There has been a major new partnership formed in the pharmaceutical industry, according to a newly filed binding letter of intent. American-owned cannabis producer Tilray will form a strategic alliance with Sandoz Canada, an affiliate of Sandoz International, the arm of Novartis Group that produces generic pharmaceutical products.
This won’t be a limited partnership, either, as the two entities plan to collaborate on “all key business, supply, legal, marketing and sales aspects of the proposed alliance.”
Isabelle Troïtzky, a spokesperson for Sandoz, spoke with in-Pharma to shed light on the new joint project.
“Once the alliance is in effect, initially, Tilray capsules and ingestible oil products will be offered for sale under doctor’s authorization directly to patients in Canada via mail order,” explained Troïtzky.
“Subject to future regulatory changes, Sandoz Canada will wholesale and distribute co-branded — Sandoz and Tilray — non-smokable/non-combustible medical cannabis products to Canadian hospitals and pharmacies.”
Right now, medical marijuana patients in Canada can only obtain cannabis products through mail-order from a licensed producer.
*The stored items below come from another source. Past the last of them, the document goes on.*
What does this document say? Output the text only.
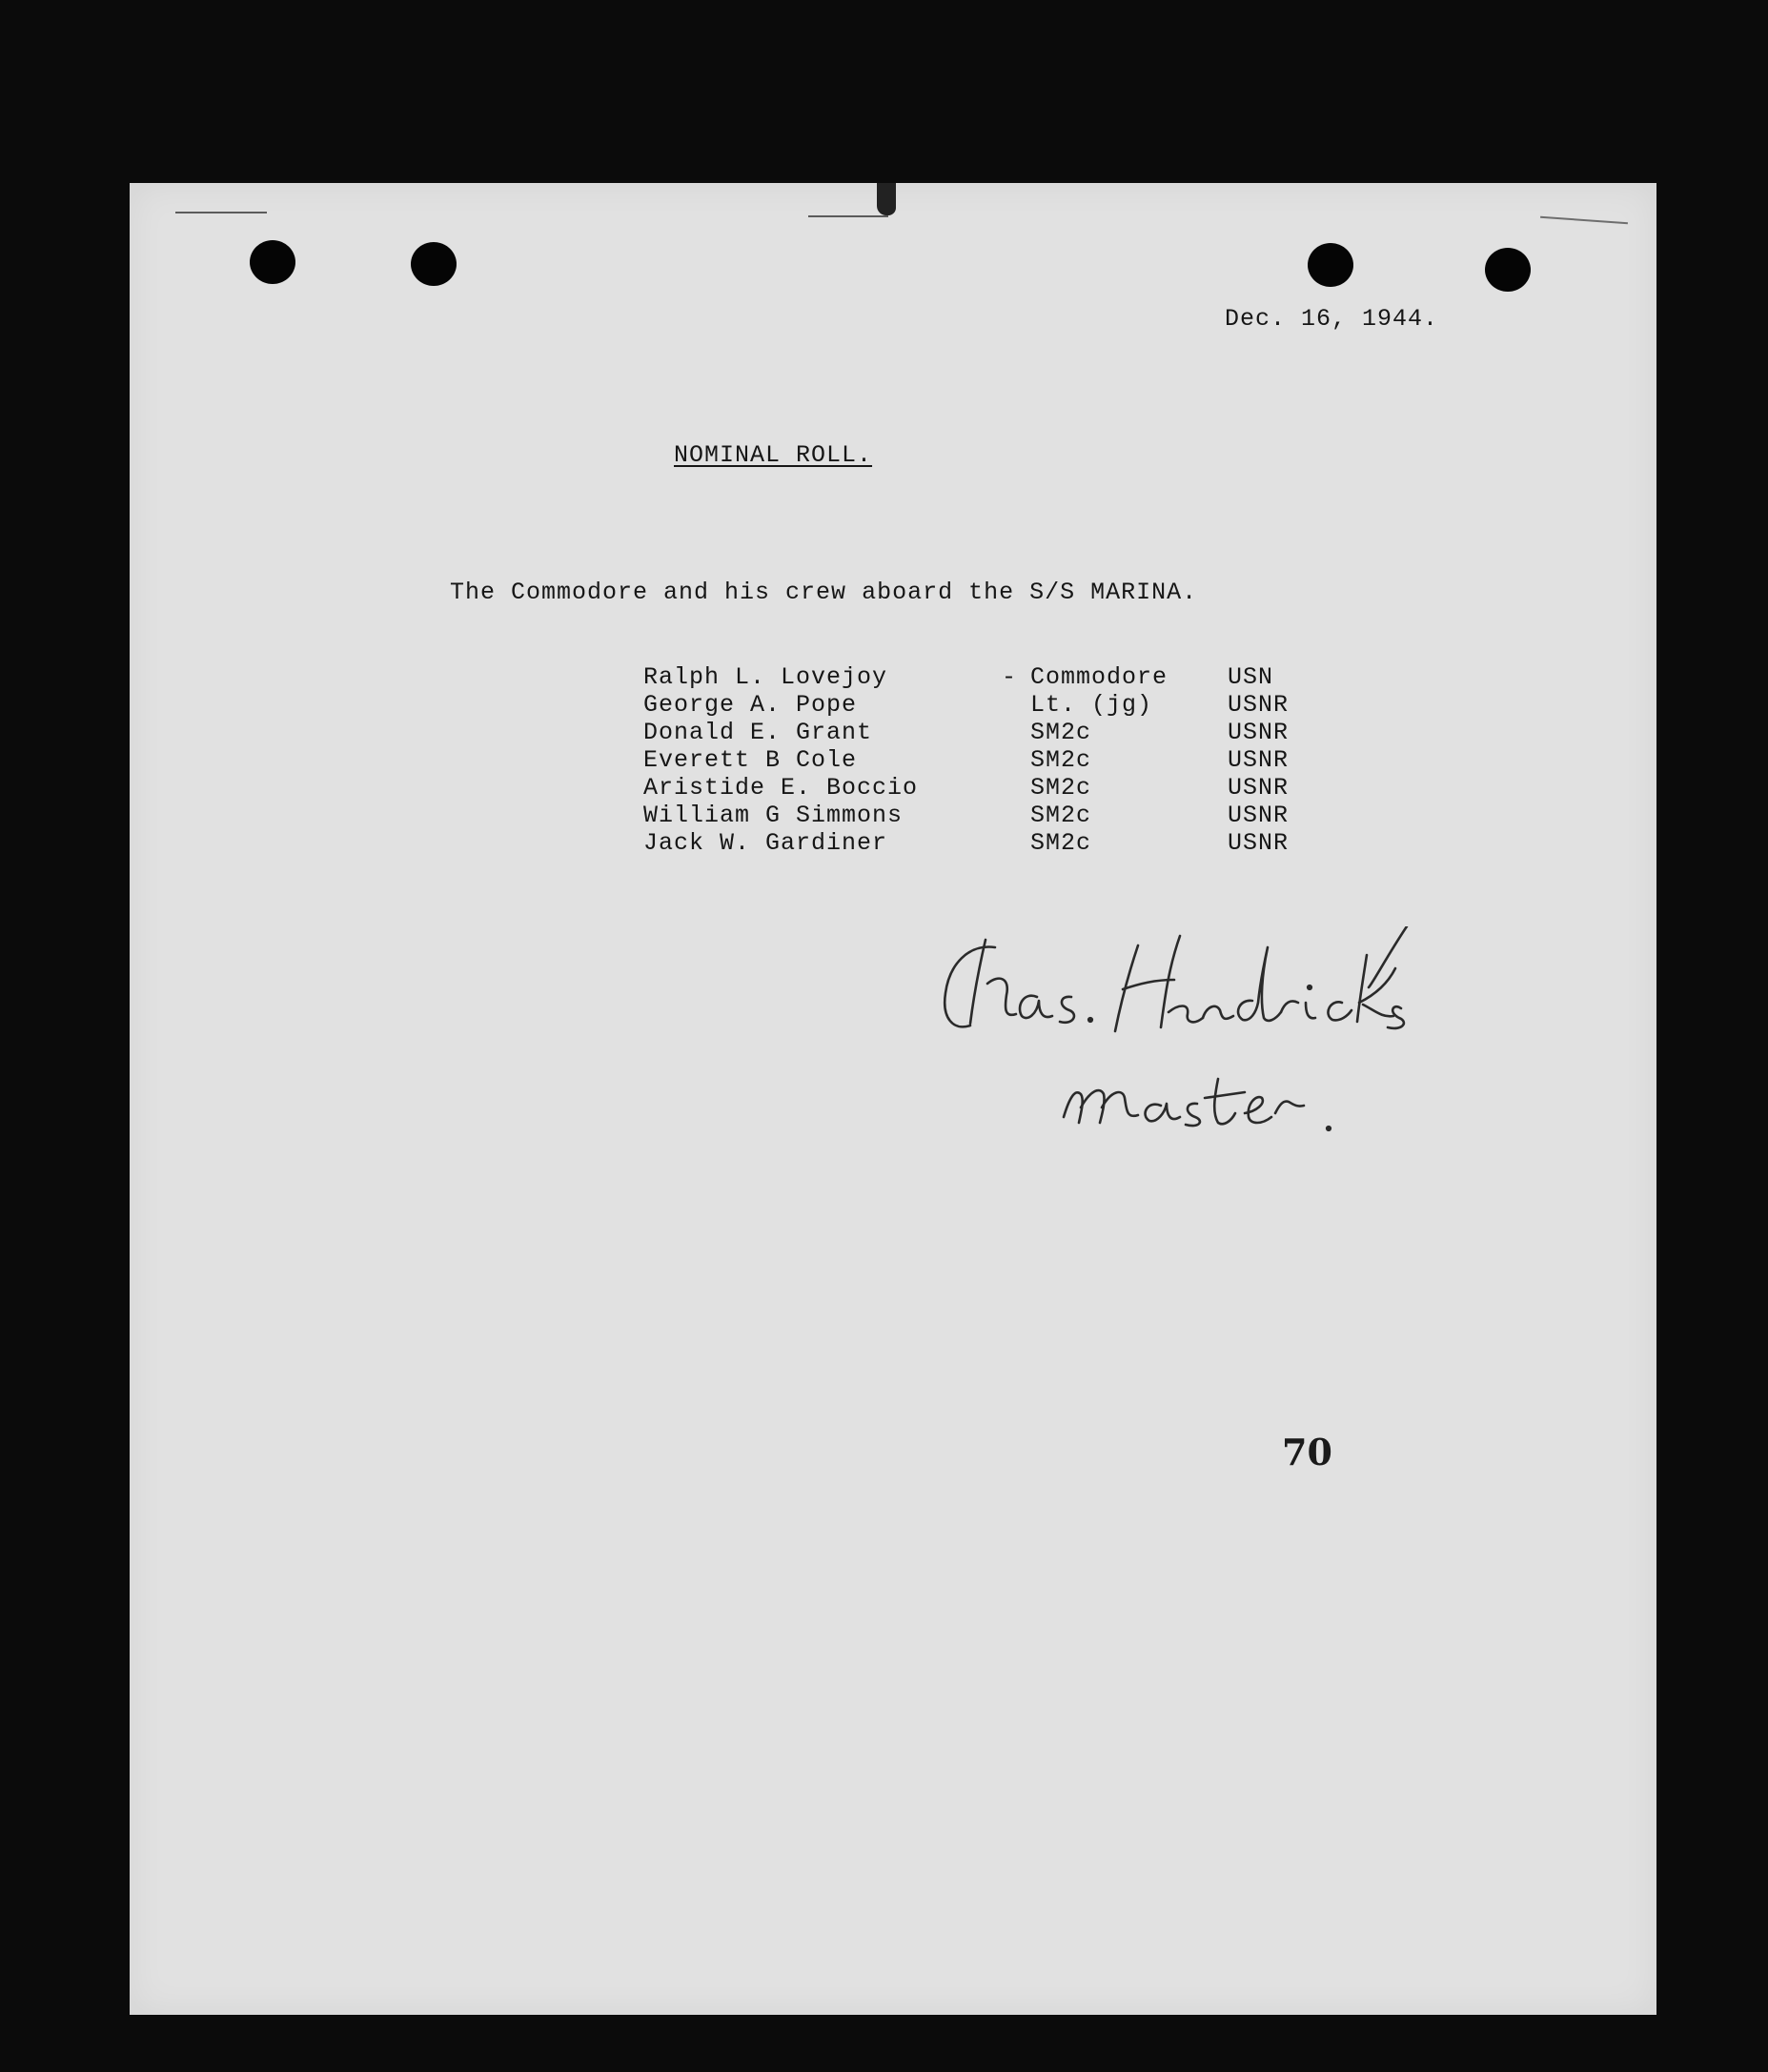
Dec. 16, 1944.
NOMINAL ROLL.
The Commodore and his crew aboard the S/S MARINA.
Ralph L. Lovejoy	- Commodore	USN
George A. Pope	Lt. (jg)	USNR
Donald E. Grant	SM2c	USNR
Everett B Cole	SM2c	USNR
Aristide E. Boccio	SM2c	USNR
William G Simmons	SM2c	USNR
Jack W. Gardiner	SM2c	USNR
70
Tilray, an affiliate of Privateer Holdings, is likely banking on future regulation changes to allow for dispensing at pharmacies as well.
Novartis won’t be the only major pharmaceutical player to diversify their portfolio by getting involved with cannabinoid-focused properties like Tilray.
Opioid manufacturers have been entering the industry instead of fighting it. Corporations like Noramco, who was awarded two U.S. patents covering CBD and THC production, and synthetic cannabinoid maker Insys Therapeutics have both been involved in developing medical marijuana solutions.
Noramco, who has some experience with cannabis as the manufacturer of synthetic cannabinoid medication dronabinol, received patents to manufacture both CBD and THC-based products for clinical and pharmaceutical use.0327
Insys Therapeutics, the maker of a synthetic CBD oral medication that is currently in clinical trials, is also one of the most prominent manufacturers of fentanyl products in the world. Their Subsys fentanyl oral spray is at the center of a bribery scandal currently, as the company was allegedly paying doctors in New York exorbitant kickbacks to ramp up prescriptions of the deadly drug. Five doctors have been charged and Insys CEO John Kapoor and other top company executives have been indicted for their alleged involvement.
Sandoz’s parent-company Novartis has had its fair share of controversy surrounding the opioid epidemic as well.
In 2012, Novartis was embroiled in controversy when it was discovered the company neglectfully packaged prescription opioid painkillers in boxes of over-the-counter medications like Excedrin, NoDoz, and Gas-X. More than 1,600 batches of the non-prescription drugs boxed at a Lincoln, Nebraska factory that also produces dangerous and addictive opioid pharmaceuticals were recalled by the company.
The potentially fatal mistake was discovered by the Food and Drug Administration during an inspection when they found a malfunctioning element of the manufacturing process. The pills had been getting stuck and carried over into packaging for other medications.
Additionally, federal prosecutors alleged last year that Novartis was deceitful in its claims that it held nearly 80,000 “educational events” for doctors. While the company claimed it was inviting doctors from around the country to speaking engagements they said were purely educational, the government believes the “sham” events, as they call it, were merely kickbacks in nature — opportunities to treat physicians who were prescribing Novartis drugs to luxurious trips.
This month, prosecutors said they have Novartis sales reps who will testify that they were “essentially buying scripts” by lining the pockets of doctors around the nation. The government also says it has evidence doctors were paid to speak at events that never actually occurred.
Novartis, for their part, “disagrees with the government’s characterization of our conduct and continues to dispute the allegations concerning certain speaker programs.”
While some pharma companies have proved corrupt in the past, it may be imperative to include them in the progression of medical marijuana research. Between vast funds dedicated to finding new therapeutic solutions and the scientific minds to conduct new-age research, these companies could speed up the process quite a bit.
In a monumental medical marijuana summit at Harvard Medical School, Dr. Raphael Mechoulam, the founding father of cannabis research and the man who isolated cannabinoids for the first time, explained how pharmaceutical companies could help bring cannabis out of the shadows.
“People express themselves and say, we want this to be done, it can be done,” said Dr. Mechoulam. “It is complicated. It will cost money. It will take time, but it can be done.”
“I thought that as soon as we know the chemistry and the pharmacology and then the toxicity, and if there are any positive effects, companies will go in and take compounds and go ahead with clinical trials, which is true for a huge, huge number of drugs.”